The Independent Communications Authority of South Africa (Icasa) has published its inquiry into subscription-based television broadcasting services.
The objective of the inquiry is ultimately to determine whether there are competition issues in the sector and whether Icasa needs to step in and impose new pro-competitive conditions.
The inquiry was based on a number of questionnaires sent out to relevant stakeholders and forms part of an initial analysis which Icasa has opened for comment.
In addition to traditional TV-based subscription services such as DStv, other streaming services such as Netflix and Showmax also form part of the inquiry.
Speaking specifically on paid-for television subscriptions, the regulator said it was concerned about the uncompetitive nature in which it had first-access to certain shows, its exclusive rights to sporting events (cricket, rugby and soccer) and the high barriers of entry into the paid-for space and whether certain companies have a monopoly.
The six pro-competitive conditions it proposed to enforce on these monopolistic companies include:

Shortening exclusive contracts

One of the effects of long-term contracts in the market for the acquisition of premium content is input foreclosure, the inquiry said.
“Whoever wins an exclusive contract forecloses competitors from accessing the content.”
“As a way of limiting the harm to competition created by long-term contracts, their duration can be reduced.”
Using current European standards as a benchmark, Icasa proposes that contracts may not be concluded for longer than five years.

Unbundling

Again using Europe as an example, the inquiry proposes unbundling sports rights to more than one buyer.
These rights would then be sold under the following conditions:
  • they must be sold on an open tender
  • they must be “unbundled” allowing more than one buyer
  • there can be no exclusivity (Icasa cites a norm of three years)
  • no automatic renewal of contracts

Impose rights splitting

Similar to the unbundling sports rights, Icasa proposes that a rights owner split their content rights and sell them to more than one broadcaster.
While this could hit consumers’ pockets by making them subscribe to multiple services, it will benefit them in the long run as it provides greater competition in the market, the inquiry said.

Impose wholesale-must-offer

Citing the case of Sky in the UK, Icasa proposes introducing a wholesale-must-offer on sports channels, which requires an operator to sell sporting content to other distributors at regulated prices.
While the UK regulator has subsequently removed the requirement – due to the UK market’s rapid development in recent years – it believes that the current South African market could still benefit from this requirement.

Open up the network 

One of the ways to encourage new players in the market who cannot afford the initial startup capital would be to open up the dominant firm’s network to these operators, said Icasa.
The prices and access to this network would also be regulated.
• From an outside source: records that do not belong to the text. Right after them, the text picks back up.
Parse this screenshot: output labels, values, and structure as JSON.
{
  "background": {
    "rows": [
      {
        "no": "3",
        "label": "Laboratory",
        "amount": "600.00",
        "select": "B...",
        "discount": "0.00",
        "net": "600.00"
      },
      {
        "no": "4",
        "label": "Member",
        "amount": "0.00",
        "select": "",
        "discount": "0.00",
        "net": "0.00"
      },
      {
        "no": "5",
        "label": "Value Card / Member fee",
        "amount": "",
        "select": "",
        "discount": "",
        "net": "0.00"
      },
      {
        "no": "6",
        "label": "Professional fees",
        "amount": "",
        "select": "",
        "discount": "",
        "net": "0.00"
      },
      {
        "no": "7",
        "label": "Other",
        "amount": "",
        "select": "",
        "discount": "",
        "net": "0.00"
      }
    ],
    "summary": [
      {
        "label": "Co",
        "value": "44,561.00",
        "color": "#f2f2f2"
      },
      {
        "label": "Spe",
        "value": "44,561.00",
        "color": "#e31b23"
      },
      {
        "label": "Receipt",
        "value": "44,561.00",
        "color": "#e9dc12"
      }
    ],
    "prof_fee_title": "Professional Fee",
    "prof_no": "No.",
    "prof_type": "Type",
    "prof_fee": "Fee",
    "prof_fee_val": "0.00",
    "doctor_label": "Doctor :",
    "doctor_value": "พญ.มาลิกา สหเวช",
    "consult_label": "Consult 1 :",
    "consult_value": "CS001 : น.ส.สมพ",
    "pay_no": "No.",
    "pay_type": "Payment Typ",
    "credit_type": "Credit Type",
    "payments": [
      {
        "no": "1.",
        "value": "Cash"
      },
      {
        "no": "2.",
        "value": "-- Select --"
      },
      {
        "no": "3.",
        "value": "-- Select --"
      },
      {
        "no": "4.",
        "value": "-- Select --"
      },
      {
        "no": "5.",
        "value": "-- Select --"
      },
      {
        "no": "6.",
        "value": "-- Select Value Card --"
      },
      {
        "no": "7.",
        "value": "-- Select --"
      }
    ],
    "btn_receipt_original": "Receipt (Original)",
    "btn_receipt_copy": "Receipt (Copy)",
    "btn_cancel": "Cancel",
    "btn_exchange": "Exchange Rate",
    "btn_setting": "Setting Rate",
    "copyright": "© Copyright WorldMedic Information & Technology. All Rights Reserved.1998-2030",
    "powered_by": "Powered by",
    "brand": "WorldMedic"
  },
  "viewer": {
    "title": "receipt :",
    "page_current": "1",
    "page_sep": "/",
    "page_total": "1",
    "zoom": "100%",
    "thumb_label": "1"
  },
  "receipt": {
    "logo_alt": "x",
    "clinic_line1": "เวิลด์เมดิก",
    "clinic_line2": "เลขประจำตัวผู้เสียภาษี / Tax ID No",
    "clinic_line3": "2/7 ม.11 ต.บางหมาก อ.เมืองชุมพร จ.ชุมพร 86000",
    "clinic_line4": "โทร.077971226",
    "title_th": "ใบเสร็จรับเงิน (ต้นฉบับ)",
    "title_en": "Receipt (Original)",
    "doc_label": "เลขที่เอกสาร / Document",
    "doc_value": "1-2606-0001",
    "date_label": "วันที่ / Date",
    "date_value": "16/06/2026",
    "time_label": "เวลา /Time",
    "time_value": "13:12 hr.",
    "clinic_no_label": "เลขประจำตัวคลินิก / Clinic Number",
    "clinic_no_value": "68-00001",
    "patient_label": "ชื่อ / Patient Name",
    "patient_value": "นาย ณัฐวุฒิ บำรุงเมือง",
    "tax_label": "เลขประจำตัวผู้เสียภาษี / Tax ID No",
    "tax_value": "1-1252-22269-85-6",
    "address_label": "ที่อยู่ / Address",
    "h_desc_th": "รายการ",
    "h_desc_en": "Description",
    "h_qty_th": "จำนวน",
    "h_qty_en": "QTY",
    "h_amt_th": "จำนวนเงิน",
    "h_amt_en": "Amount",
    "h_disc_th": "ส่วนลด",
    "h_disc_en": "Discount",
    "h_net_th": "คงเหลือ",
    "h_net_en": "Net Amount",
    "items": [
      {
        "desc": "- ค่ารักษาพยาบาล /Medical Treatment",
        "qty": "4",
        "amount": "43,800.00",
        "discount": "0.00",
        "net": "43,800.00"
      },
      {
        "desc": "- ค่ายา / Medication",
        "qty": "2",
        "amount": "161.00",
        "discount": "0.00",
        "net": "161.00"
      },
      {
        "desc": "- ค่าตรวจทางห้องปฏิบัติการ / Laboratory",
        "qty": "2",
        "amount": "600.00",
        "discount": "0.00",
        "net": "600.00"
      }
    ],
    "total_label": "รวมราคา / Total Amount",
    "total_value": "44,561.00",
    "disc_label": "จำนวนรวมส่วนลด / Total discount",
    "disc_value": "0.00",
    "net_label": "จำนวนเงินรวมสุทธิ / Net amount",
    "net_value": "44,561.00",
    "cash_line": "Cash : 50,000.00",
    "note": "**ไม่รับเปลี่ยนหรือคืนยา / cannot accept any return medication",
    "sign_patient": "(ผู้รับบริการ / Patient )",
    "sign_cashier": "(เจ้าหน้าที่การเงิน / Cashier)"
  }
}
Introduce set-top box inter-operability

The current market of DTH (Dish to the Home) subscriptions require that a different set of hardware and configurations are required to access different operators (eg, the set up and requirements for DStv are different to that of Starsat.)
While this will require further investigation into the technicalities of the hardware, Icasa proposes that one of the ways to open up competition would be allow inter-operability between operators and allow them to use each other’s equipment.